Vermont Senator and presidential hopeful Bernie Sanders says private insurance is causing anxiety, stress and even premature deaths as older Americans delay or defer medical care due to the costs.
“I get a little bit tired…the opponents of Medicare for All forget to tell us how we’re paying for it right now. We’re paying it out of people’s hides right now,” Sanders said Monday. “I’ve talked to folks who are paying $1500 a month in premiums.”
Sanders held a forum Monday in Des Moines with people from as far away as Oregon who talked about the challenges of paying for private insurance.
“The time is now. There’s too much suffering in this country. Too many people are uninsured, under-insured, going bankrupty…and we’re going to guarantee health care to all people as a human right,” Sanders said, to cheers and applause.
Robert Morrison of Burlington was laid off at the age of 64 when the Siemans plant closed. Morrison told Sanders he’s paying more than $700 a month for insurance.
“I got a notice the other day that the premiums are going up after the first of the year,” Morrison said, “so this is just like rubbing salt in the wounds of people like me.”

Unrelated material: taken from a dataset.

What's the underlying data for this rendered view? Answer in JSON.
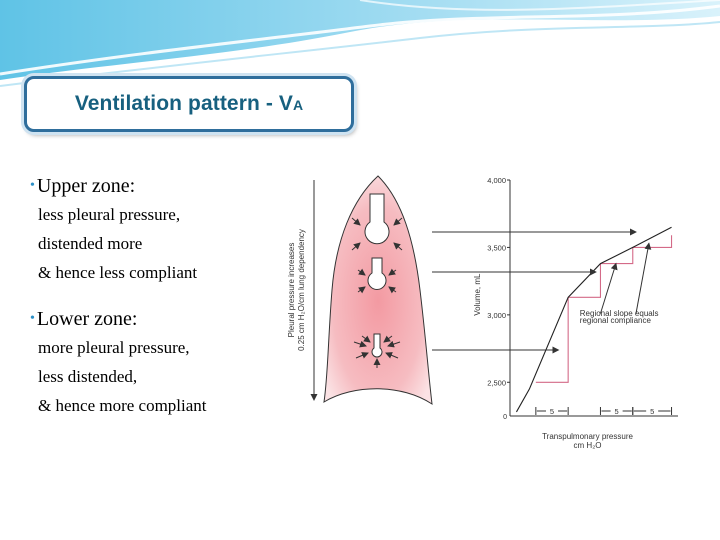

Sanders heard from one women whose family of five is paying more than $20,000 in premiums. Sue Baethke of Indianola is a cancer survivor who has insurance, but she and her husband have a $6000d dollar a year deductible.
“And so, lots of times, we just don’t go to the doctor, honestly,” she said.
Deanne Clemens Petersen of Cedar Rapids told Sanders her husband has Alzheimer’s and she drives 100-miles round trip every day to keep her job — and her insurance.
“I’ll probably end up on assistance and my husband probably will be, too, because you have to spend everything that you have in order to have care and when it’s gone, it’s just gone,” she said.
Sanders interjected: “And what you’re nervous about is at the end of the day, when you’re ready to retire, you not going to have anything in the bank.”
Petersen replied: “No, I won’t have anything and, in fact, I’ve mentioned to my kids that I hope they redo their basement nicely, because I’ll probably be in it.”
Another person in the crowd worried aloud about the push-back against rival Elizabeth Warren’s plan for paying for Medicare for All. Sanders did not outline his own proposals for financing Medicare for All, but he said talked in general about shifting to a universal health care system.
“I know some people think this is a radical idea,” Sanders said. “It is not a radical idea. It exists in Canada. It exists in Germany. It exists in France. It exists the UK. It exists in Finland, in Denmark, in Sweden and Norway. It exists in virtually every major country on Earth!”
Sanders said some Americans are paying “cruel” and “absurd” premiums for private insurance until they reach the age to enroll in Medicare.